An ability effortlessly to convince in aristocratic roles provided much of Scott's later stage work. She appeared in several Wilde productions, including a Lady Bracknell in The Importance of Being Earnest (Old Vic, 1980) of dreadnought command. West End productions included a distinct oddity, William Douglas-Home's Aunt Edwina (Fortune, 1958), with Scott as an aghast matron confronted by a sex change in the family, with the eponymous relative played by the great farceur Henry Kendall in drag (and later, when Kendall was ill, by the intrepid author). The Right Honourable Gentleman (Her Majesty's, 1963) was a moth-eaten piece of ersatz Victoriana based on the Charles Dilke scandal ("Yes - we slept together. In the same bed! All three of us!!" was one treasurable line) but so full-bloodedly played by Scott, Coral Browne, Anthony Quayle and Anna Massey that it became highly enjoyable.

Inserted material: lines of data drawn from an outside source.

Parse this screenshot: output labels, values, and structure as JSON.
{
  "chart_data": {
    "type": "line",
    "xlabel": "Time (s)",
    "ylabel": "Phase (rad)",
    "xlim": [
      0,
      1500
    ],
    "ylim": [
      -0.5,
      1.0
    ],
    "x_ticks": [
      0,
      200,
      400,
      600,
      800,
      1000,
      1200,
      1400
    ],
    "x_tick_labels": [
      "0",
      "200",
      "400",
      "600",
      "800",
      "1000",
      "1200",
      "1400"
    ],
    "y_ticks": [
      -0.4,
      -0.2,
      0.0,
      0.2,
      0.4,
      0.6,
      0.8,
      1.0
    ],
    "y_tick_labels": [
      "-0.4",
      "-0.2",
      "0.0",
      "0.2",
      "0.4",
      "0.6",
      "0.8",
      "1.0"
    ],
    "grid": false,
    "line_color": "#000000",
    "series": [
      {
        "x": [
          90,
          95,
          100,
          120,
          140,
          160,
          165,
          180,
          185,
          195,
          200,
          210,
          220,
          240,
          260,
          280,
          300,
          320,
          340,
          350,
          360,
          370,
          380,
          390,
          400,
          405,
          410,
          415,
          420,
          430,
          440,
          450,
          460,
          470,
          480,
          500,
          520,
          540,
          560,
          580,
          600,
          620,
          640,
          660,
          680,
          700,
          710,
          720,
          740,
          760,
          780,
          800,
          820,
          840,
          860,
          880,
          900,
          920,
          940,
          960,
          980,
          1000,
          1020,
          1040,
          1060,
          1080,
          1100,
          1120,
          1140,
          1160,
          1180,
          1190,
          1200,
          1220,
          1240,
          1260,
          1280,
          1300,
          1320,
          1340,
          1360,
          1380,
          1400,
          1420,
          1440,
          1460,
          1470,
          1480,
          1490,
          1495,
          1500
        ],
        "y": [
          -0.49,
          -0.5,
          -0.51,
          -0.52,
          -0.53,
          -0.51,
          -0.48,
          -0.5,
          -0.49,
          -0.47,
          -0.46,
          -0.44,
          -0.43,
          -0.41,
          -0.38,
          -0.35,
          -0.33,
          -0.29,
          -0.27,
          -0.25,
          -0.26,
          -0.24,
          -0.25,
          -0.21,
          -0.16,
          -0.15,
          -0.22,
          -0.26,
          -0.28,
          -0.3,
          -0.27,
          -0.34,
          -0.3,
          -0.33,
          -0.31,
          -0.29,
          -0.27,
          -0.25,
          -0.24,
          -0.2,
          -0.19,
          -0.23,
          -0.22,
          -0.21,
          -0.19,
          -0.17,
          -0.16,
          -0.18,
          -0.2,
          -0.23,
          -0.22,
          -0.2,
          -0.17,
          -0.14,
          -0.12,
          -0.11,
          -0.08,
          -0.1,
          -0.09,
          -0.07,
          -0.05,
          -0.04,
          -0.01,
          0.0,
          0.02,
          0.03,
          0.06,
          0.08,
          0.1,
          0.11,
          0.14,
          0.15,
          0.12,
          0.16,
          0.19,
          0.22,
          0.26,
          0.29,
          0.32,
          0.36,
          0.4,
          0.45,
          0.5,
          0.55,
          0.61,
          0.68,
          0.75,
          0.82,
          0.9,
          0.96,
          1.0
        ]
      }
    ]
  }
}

The same could not be said of Mistress of No Vices (Piccadilly, 1973) with Rita Tushingham as St Bernadette and Scott valiantly battling in an underlit convent of Stygian gloom to make some impression amongst the host of wimples as a narrator figure. The Understanding (Strand, 1982) was a delicate play by Angela Huth cursed by ill-luck (Scott's old friend Celia Johnson, playing opposite Ralph Richardson, died on the tour) which sadly failed at the box office. She made a splendid return to Regent's Park as the wheelchair-bound dowager in Anouilh's Ring Round the Moon (1982); the valedictory appearance was as the imperious customer at the start of Hobson's Choice (Lyric, 1984) with Leo McKern.

Scott was deeply respected in her profession, for her boundlessly generous work for many theatrical charities as well as for her stage and film appearances. Her husband had died in an accident in 1958; her children Susan and Hugh Wooldridge followed her into the theatre.